The results indicated that PDAC presents a 40-core gene signature, with 39 genes upregulated and one downregulated. Among these upregulated genes, many are related to cell adhesion, migration, and extracellular matrix-receptor interaction; the downregulated gene is associated with pancreatic functions. Immunohistochemical analyses confirm the overexpression at the protein level of 14 genes, validating our analysis. The five most overexpressed genes were related to tumor differentiation, cell migration, and metastasis. The PDAC-ANN trained using gene expression information could classify the samples in normal and PDAC with an f1-score of 0.82 and sensitivity 87.6. The ANN diagnosis tool can only be used when the gene expression information from AHNAK2, LAMB3, LAMC2, KRT19, and S100P are available, in addition to min-max gene expression values rescaling. The PDAC-ANN is a free tool that can support in the pancreatic ductal adenocarcinoma diagnosis.

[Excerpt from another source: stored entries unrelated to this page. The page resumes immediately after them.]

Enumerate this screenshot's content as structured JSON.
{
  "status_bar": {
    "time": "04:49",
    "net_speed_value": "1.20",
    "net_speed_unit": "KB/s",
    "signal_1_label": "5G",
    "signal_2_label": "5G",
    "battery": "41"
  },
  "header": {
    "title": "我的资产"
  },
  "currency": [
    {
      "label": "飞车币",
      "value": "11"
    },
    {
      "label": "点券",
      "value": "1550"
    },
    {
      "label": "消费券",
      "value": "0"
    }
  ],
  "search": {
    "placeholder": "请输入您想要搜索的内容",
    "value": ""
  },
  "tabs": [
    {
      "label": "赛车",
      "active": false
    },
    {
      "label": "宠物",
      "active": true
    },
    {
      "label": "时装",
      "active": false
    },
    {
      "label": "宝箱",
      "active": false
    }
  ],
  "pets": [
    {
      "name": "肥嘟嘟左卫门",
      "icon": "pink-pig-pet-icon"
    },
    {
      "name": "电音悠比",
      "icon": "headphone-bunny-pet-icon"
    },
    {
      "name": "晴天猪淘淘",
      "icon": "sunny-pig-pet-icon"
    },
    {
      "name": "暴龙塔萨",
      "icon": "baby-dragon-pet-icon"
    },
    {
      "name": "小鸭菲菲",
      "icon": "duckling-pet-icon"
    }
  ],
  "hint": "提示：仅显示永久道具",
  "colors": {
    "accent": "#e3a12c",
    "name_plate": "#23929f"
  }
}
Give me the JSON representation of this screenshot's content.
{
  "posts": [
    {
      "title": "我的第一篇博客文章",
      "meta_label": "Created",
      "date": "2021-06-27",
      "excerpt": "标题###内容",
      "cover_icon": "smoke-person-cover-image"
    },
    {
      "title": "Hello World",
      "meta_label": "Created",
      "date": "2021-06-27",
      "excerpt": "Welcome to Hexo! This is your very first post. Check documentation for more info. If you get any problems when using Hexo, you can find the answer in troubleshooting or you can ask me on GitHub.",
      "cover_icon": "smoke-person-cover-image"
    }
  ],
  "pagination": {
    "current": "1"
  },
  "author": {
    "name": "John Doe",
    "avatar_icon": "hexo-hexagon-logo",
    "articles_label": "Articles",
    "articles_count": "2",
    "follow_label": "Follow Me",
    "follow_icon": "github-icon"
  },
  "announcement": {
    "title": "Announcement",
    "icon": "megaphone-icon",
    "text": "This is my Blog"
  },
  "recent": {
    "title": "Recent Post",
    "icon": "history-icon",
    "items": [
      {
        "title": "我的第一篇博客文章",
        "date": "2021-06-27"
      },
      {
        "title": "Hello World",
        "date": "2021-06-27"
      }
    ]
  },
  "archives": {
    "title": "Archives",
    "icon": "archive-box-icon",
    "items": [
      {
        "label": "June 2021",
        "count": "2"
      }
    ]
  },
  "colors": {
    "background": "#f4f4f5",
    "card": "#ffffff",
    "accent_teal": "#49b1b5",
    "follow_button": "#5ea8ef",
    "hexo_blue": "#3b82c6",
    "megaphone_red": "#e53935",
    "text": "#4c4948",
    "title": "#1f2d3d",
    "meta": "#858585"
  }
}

Availability and requirements

Project name: Pancreatic ductal adenocarcinoma artificial neural network (PDAC-ANN).

Project home page: https://github.com/freitasleandro/PDAC-ANN

Operating system(s): e.g. Platform independent.

Programming language: Python 3.7.

Other requirements: pandas, numpy, sklearn, keras, tensorflow, argparse.

License: GNU GPL v3.0.

Any restrictions to use by non-academics: licence needed.